Ces Watering Holes ont été utilisés contre les entreprises (en ciblant leurs développeurs par exemple). Mais Avast, Symantec et Kaspersky ont désormais relevé l’apparition de Watering Holes sur des thèmes sportifs (le Curling par exemple) visant une population plus large. L’idée est notamment d’infecter des individus dans leurs activités personnelles sur le Web pour ensuite infiltrer leurs entreprises.
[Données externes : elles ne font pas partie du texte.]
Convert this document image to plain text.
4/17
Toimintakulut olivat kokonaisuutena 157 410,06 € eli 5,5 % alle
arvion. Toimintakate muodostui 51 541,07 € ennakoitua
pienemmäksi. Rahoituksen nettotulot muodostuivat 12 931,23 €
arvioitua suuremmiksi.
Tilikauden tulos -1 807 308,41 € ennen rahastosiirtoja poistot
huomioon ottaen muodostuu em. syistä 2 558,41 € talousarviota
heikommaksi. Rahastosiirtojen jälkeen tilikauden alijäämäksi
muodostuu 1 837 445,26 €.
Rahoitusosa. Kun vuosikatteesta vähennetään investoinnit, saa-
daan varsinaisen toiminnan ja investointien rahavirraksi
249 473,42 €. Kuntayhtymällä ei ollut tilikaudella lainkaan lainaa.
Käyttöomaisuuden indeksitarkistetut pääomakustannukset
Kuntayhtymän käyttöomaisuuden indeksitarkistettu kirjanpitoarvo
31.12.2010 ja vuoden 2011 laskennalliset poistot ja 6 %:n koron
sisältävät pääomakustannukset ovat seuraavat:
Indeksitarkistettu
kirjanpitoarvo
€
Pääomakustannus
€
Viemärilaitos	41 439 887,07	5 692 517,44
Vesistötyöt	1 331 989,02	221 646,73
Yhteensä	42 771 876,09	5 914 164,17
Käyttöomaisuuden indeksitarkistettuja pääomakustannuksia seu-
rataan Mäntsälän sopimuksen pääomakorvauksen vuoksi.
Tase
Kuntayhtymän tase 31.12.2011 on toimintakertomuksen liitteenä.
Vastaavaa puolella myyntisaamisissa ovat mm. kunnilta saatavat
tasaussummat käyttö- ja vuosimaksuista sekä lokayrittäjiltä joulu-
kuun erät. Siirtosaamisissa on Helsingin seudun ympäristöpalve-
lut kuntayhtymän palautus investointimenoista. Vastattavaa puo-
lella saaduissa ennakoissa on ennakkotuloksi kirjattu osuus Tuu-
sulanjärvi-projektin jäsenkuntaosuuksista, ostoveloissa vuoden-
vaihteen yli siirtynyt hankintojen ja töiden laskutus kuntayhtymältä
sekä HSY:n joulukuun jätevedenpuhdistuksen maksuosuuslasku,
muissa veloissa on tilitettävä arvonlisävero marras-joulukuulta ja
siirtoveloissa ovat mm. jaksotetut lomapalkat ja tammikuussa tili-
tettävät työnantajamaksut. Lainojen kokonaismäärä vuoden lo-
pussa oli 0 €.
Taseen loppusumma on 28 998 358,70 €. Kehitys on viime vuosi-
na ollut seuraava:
Les réseaux sociaux peuvent aussi être vecteurs d’attaques plus ou moins ciblées. BitDefender révèle ainsi que les français ont été particulièrement touchés par des attaques menées autour de trois thématiques bien définies : « qui a consulté mon profil ? », « sex tape (de divers stars dont Rihanna) », « Dites au revoir au Facebook Bleu ». Les liens accompagnant ces messages menaient soit à des pages contenant directement un exploit, soit à des choses plus subtiles : pour voir la vidéo, on vous demande d’appuyer sur une séquence de touches histoire de vérifier que vous n’êtes pas un robot. En réalité, cette séquence copie/colle des informations pour rediriger le navigateur vers un faux écran d’identification, outrepasser une protection par Captcha et publier sur votre mur des messages incluant des liens infectés.
Des défenses à adapter
Pour lutter contre ces évolutions, les éditeurs de sécurité vont devoir équiper leur suite 2014 de protections plus intelligentes et de nouveaux boucliers. Kaspersky déclinera ainsi son bouclier anti attaque ciblée Zetma, à l’origine développé pour les entreprises, sur sa suite grand public KIS 2014. Norton et BitDefender ont aussi annoncé de nouvelles protections contre ces menaces pour leurs éditions 2014. A l’instar d’Avast Internet Security, toutes les suites devraient ainsi focaliser leur attention sur la protection des transactions bancaires en renforçant la détection comportementale et en proposant des navigateurs Web spécifiques pour éviter à un éventuel Banking Trojan installé d’intercepter les communications avec votre banque. Enfin, nombre d’entre elles vont désormais proposer des packs « Multi-Devices » couvrant votre PC et les terminaux mobiles. Logique, les menaces mobiles ont augmenté de 58% en 2012. Et l’on a vu apparaître ses dernières semaines de nouvelles menaces inspirées du monde PC comme les premiers Ransomwares pour Android, qui prennent en otage votre Smartphone ou votre tablette et en bloque l’accès tant que vous ne payez pas pour obtenir un code de déverrouillage.